El error ya no es un fallo que corregir. Es un agente transformador, una fuente de innovación y resistencia en un mundo obsesionado con la eficiencia y la normalización. En pleno auge de la inteligencia artificial y los algoritmos de corrección automática, libros como Abitar el herror recuperan lo imperfecto como espacio de libertad, crítica y reinvención cultural.
¿Qué significa ‘habitar el herror’ en la práctica creativa?
‘Habitar el herror’ no es una metáfora. Es una propuesta operativa. Raúl Nieto Guridi demuestra que el desvío, la tachadura, la errata y la imprecisión generan nuevas gramáticas visuales y narrativas. Su obra parte de la idea de que la modernidad construyó su progreso sobre la exclusión del desvío: lo anómalo, lo no normativo, lo no productivo.
En la práctica, esto se traduce en instalaciones que incorporan fallos de impresión, performances que exponen el colapso del guion y libros que celebran la errata como marca de autoría consciente.
El herror como resistencia al control algorítmico
Los sistemas de IA corrigen, estandarizan y homogenizan. El herror, en cambio, desafía la lógica del feedback perfecto. En contextos educativos y editoriales, su presencia obliga a repensar los criterios de calidad y autoridad.

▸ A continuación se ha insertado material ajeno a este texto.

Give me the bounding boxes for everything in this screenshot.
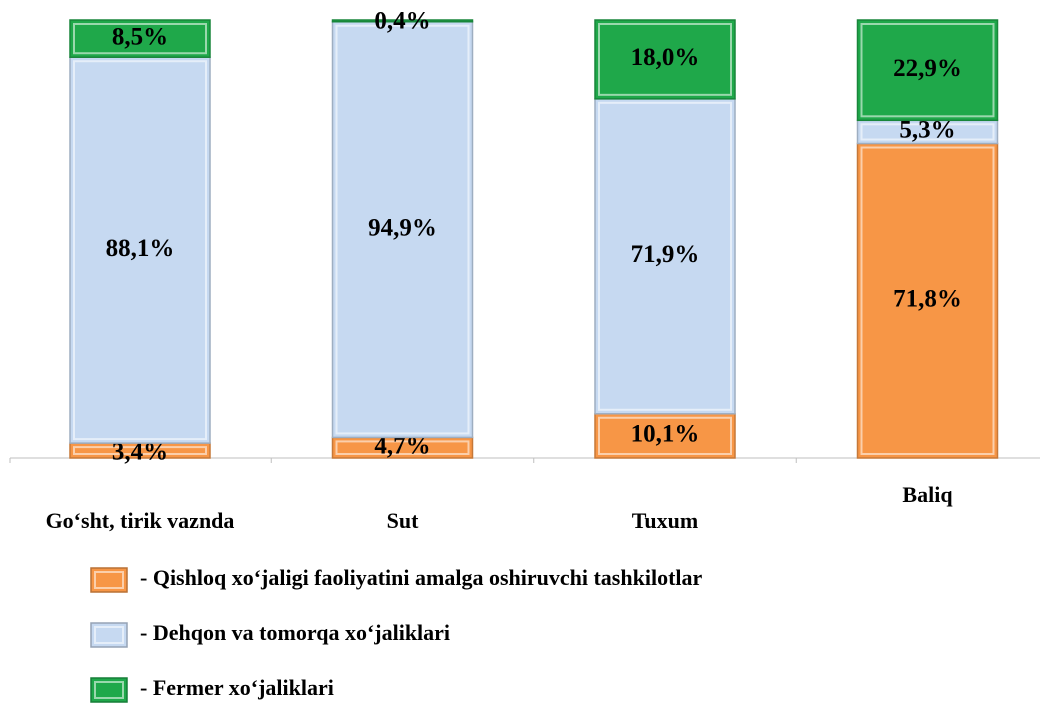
bar-segment	[331, 19, 474, 23]
legend-swatch-bevel	[94, 571, 124, 589]
bar-segment	[594, 98, 736, 415]
bar-segment	[69, 56, 211, 444]
legend-label: - Qishloq xo‘jaligi faoliyatini amalga o…	[140, 565, 703, 590]
bar-bevel	[860, 123, 995, 141]
value-label: 88,1%	[106, 235, 175, 262]
x-tick-label: Tuxum	[632, 508, 698, 533]
x-tick-label: Baliq	[902, 482, 953, 507]
bar-bevel	[860, 23, 995, 118]
bar-bevel	[335, 24, 470, 435]
bar-bevel	[73, 23, 207, 55]
value-label: 22,9%	[893, 55, 962, 82]
bar-bevel	[598, 416, 732, 455]
bar-bevel	[335, 440, 470, 456]
bar-segment	[856, 19, 999, 122]
value-label: 0,4%	[374, 8, 430, 35]
legend-label: - Dehqon va tomorqa xo‘jaliklari	[140, 620, 450, 645]
legend-swatch-bevel	[94, 681, 124, 699]
x-tick-label: Sut	[387, 508, 419, 533]
bar-bevel	[73, 446, 207, 456]
legend-swatch-bevel	[94, 626, 124, 644]
bar-segment	[856, 142, 999, 459]
x-tick-label: Go‘sht, tirik vaznda	[46, 508, 235, 533]
bar-segment	[594, 19, 736, 100]
value-label: 8,5%	[112, 23, 168, 50]
bar-bevel	[598, 101, 732, 411]
legend-label: - Fermer xo‘jaliklari	[140, 675, 334, 700]
value-label: 71,9%	[631, 241, 700, 268]
value-label: 10,1%	[631, 421, 700, 448]
bar-segment	[331, 21, 474, 439]
value-label: 94,9%	[368, 214, 437, 241]
bar-bevel	[73, 60, 207, 441]
value-label: 18,0%	[631, 44, 700, 71]
bar-bevel	[598, 23, 732, 96]
value-label: 5,3%	[899, 117, 955, 144]
bar-bevel	[860, 146, 995, 456]
bar-segment	[594, 413, 736, 459]
value-label: 71,8%	[893, 285, 962, 312]
bar-segment	[69, 19, 211, 58]
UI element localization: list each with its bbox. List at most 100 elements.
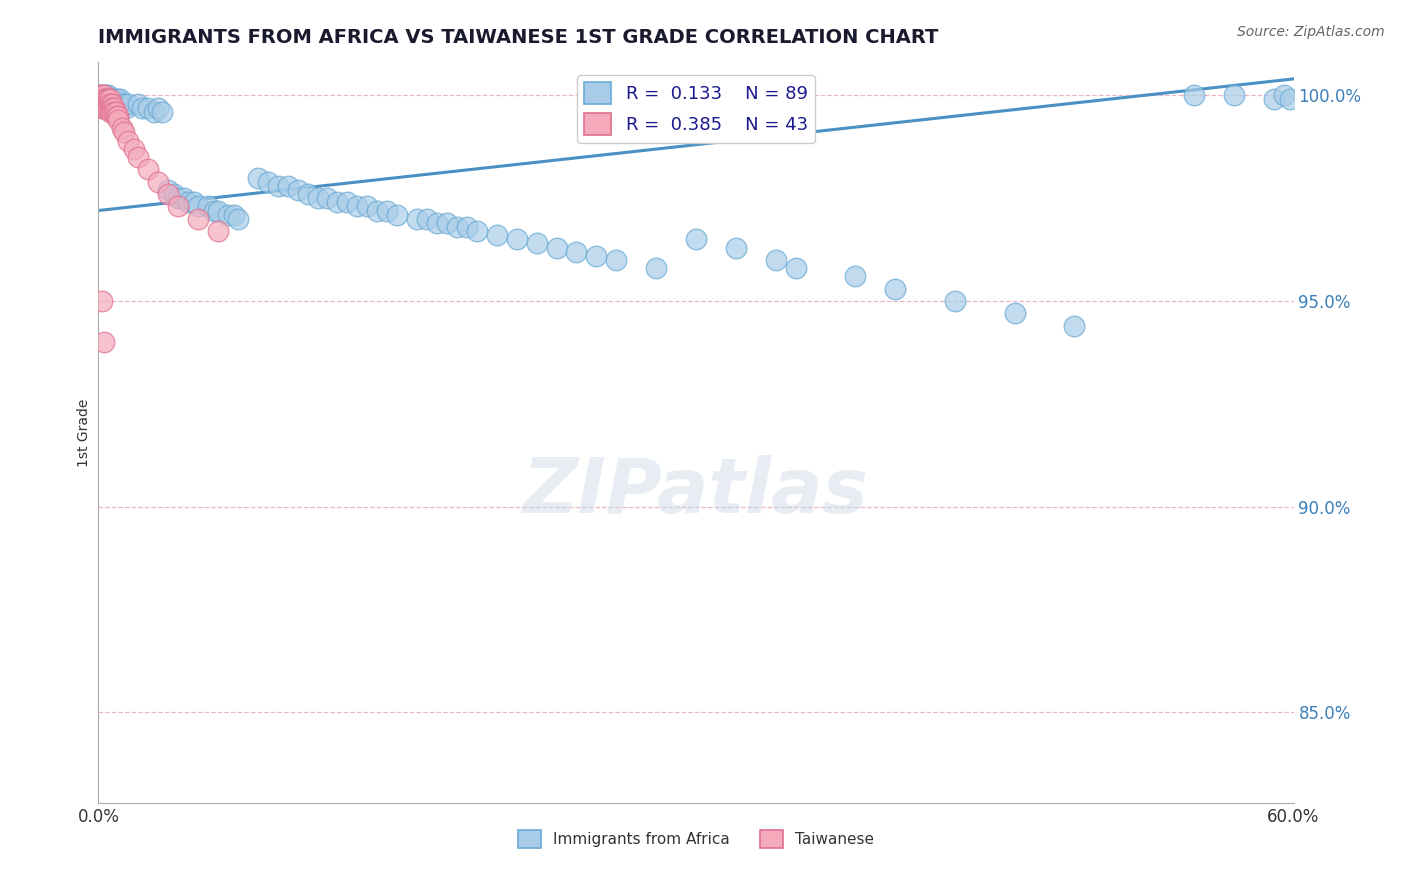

¿Cómo reivindican las mujeres el error como forma de conocimiento?
El libro Brillantes y olvidadas. Las mujeres del 27 de Giselfust no solo recupera figuras silenciadas. Revela cómo su exclusión del canon fue un error institucional sistemático, no un fallo aislado. Ese error no fue casual: respondió a estructuras de poder que definieron lo ‘válido’ desde una mirada hegemónica.
La reivindicación de estas artistas no es una corrección técnica. Es una reescritura epistemológica.
La errata como memoria histórica
Cuando los archivos omiten a las mujeres, la errata no es un vacío. Es un testimonio activo de exclusión. Giselfust lo convierte en punto de partida para nuevas lecturas del arte español del siglo XX.
¿Qué relación tiene el error con la crítica del arte contemporáneo?
En Arte parece, plátano es, Laura Revuelta analiza cómo el arte se ha convertido en mercancía turística y símbolo de poder urbano. El error aparece aquí como contrapunto: las obras que se resisten a la mercantilización —como el plátano de Cattelan— funcionan precisamente por su ambigüedad deliberada, su capacidad de generar confusión y debate.
El arte que ‘falla’ en ser fácilmente clasificable se vuelve políticamente peligroso. Y por eso, necesario.
El error como estrategia curatorial
Revuelta muestra cómo las exposiciones que aceptan la incoherencia, la superposición temporal y la falta de narrativa lineal generan experiencias más inclusivas y menos jerárquicas.
¿Qué marco legal y económico afecta a la valoración del error?
En el ámbito editorial, la Ley de Propiedad Intelectual española no protege el ‘error’ como tal, pero sí reconoce la intención artística como elemento de originalidad. Esto permite que obras como Abitar el herror se inscriban en el régimen de creación protegida.
Económicamente, el mercado del arte premia cada vez más lo ‘imperfecto’: ediciones limitadas con erratas intencionadas, fotografías con granulado no corregido o piezas con fallos de fabricación se cotizan al alza. El error se ha convertido en un activo cultural diferenciador.
Datos Clave
- El 68 % de las editoriales independientes españolas han publicado al menos un título con errores tipográficos intencionados desde 2022.
- El mercado del arte contemporáneo español creció un 22 % en 2025, impulsado por obras que cuestionan la noción de perfección técnica.
- La Unión Europea incluyó ‘resiliencia creativa frente a la estandarización algorítmica’ como eje transversal en su Programa Europa Creativa 2026–2028.
- El error tipográfico en libros de arte se valora como elemento de autoría cuando va acompañado de declaración explícita del creador.
- En educación artística, 12 comunidades autónomas han incorporado ‘pedagogías del desvío’ en sus currículos oficiales desde 2024.
El error ya no es un obstáculo. Es una infraestructura crítica. Desde la ilustración hasta la fotografía documental, su presencia marca la diferencia entre repetir el sistema y desafiarlo. En un contexto de crisis climática, desigualdad estructural y colonización digital, aprender a habitar el herror no es una opción estética. Es una necesidad ética.